The operation left the
President in considerable pain, but also disfigured his face and damaged his speech. On July 17 once again on board the Oneida a second operation was performed fitting Cleveland
with a hard rubber prosthesis for his jaw, restoring his appearance and speech.
But all of this required an unusually long time out of the public
eye. Some explanation was necessary. The press was told that the President had two
infected teeth extracted. By in large,
they bought the story.
Two months later one enterprising reporter, E.J.
Edwards of the Philadelphia Enquirer sniffed out
the story and apparently interviewed one of the President’s doctors. But when he published the story Dr. Bryant
refuted it and the White House accused Edwards of planting the story to
politically embarrass the President. The
story withered and was not followed up on by other publications. Edwards found his reputation in tatters.
Cleveland lived to suppress
Coxey’s Army and crush the Pullman Strike and Eugene V. Debs’s American Railway Union in 1894. In 1896 his party, the Democrats repudiated his hard money stand by
nominating Populist William Jennings Bryan who had
electrified the convention with his famous Cross of Gold speech.
After leaving the White
House Cleveland lived in retirement another 12 years dying at the age of 70 in
1908, his secret safe. And one by one
all of the physicians on board the Oneida and other witnesses passed away.
All except one. In 1917 Dr.
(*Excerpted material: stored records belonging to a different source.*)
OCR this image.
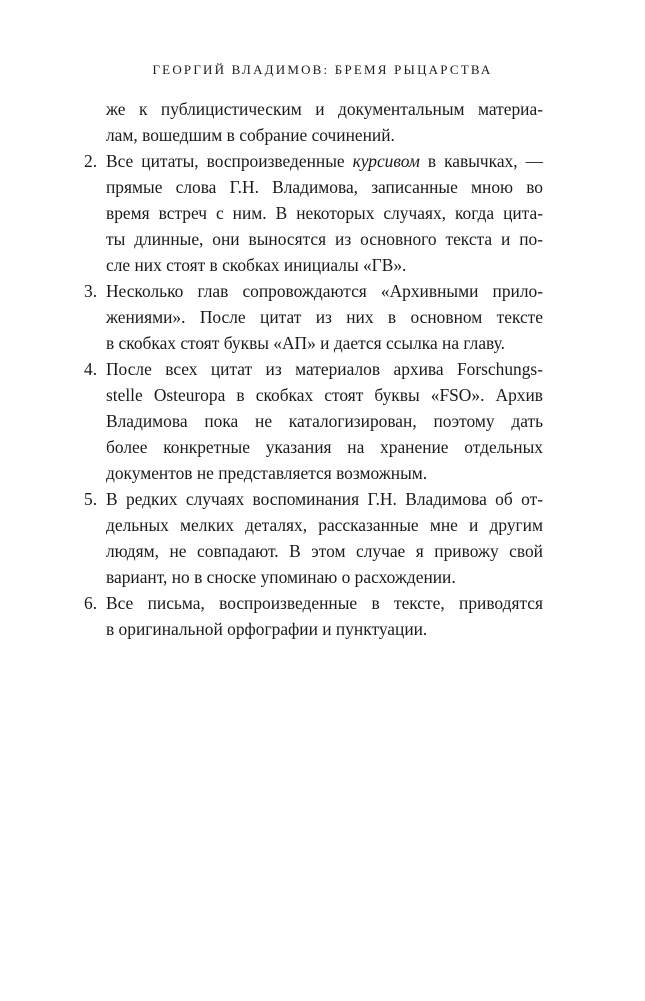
ГЕОРГИЙ ВЛАДИМОВ: БРЕМЯ РЫЦАРСТВА
же к публицистическим и документальным материа-
лам, вошедшим в собрание сочинений.
2. Все цитаты, воспроизведенные курсивом в кавычках, —
прямые слова Г.Н. Владимова, записанные мною во
время встреч с ним. В некоторых случаях, когда цита-
ты длинные, они выносятся из основного текста и по-
сле них стоят в скобках инициалы «ГВ».
3. Несколько глав сопровождаются «Архивными прило-
жениями». После цитат из них в основном тексте
в скобках стоят буквы «АП» и дается ссылка на главу.
4. После всех цитат из материалов архива Forschungs-
stelle Osteuropa в скобках стоят буквы «FSO». Архив
Владимова пока не каталогизирован, поэтому дать
более конкретные указания на хранение отдельных
документов не представляется возможным.
5. В редких случаях воспоминания Г.Н. Владимова об от-
дельных мелких деталях, рассказанные мне и другим
людям, не совпадают. В этом случае я привожу свой
вариант, но в сноске упоминаю о расхождении.
6. Все письма, воспроизведенные в тексте, приводятся
в оригинальной орфографии и пунктуации.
William
Williams Keen finally published, with the approval of
the Cleveland family, a complete account of the diagnosis, operations, and
treatment in the Saturday Evening Post.
Even after the
publication, there was controversy in medical circles about whether or not the
tumor was really cancerous. A minority
opinion held that it was a benign ameloblastoma or a benign salivary mixed tumor, pleomorphic adenoma. It wasn’t until the 1980’s when preserved
samples of the tumor were analyzed using modern methods that the tumor was
confirmed to be a verrucous carcinoma,
a low-grade cancer with little potential for spreading to other tissue.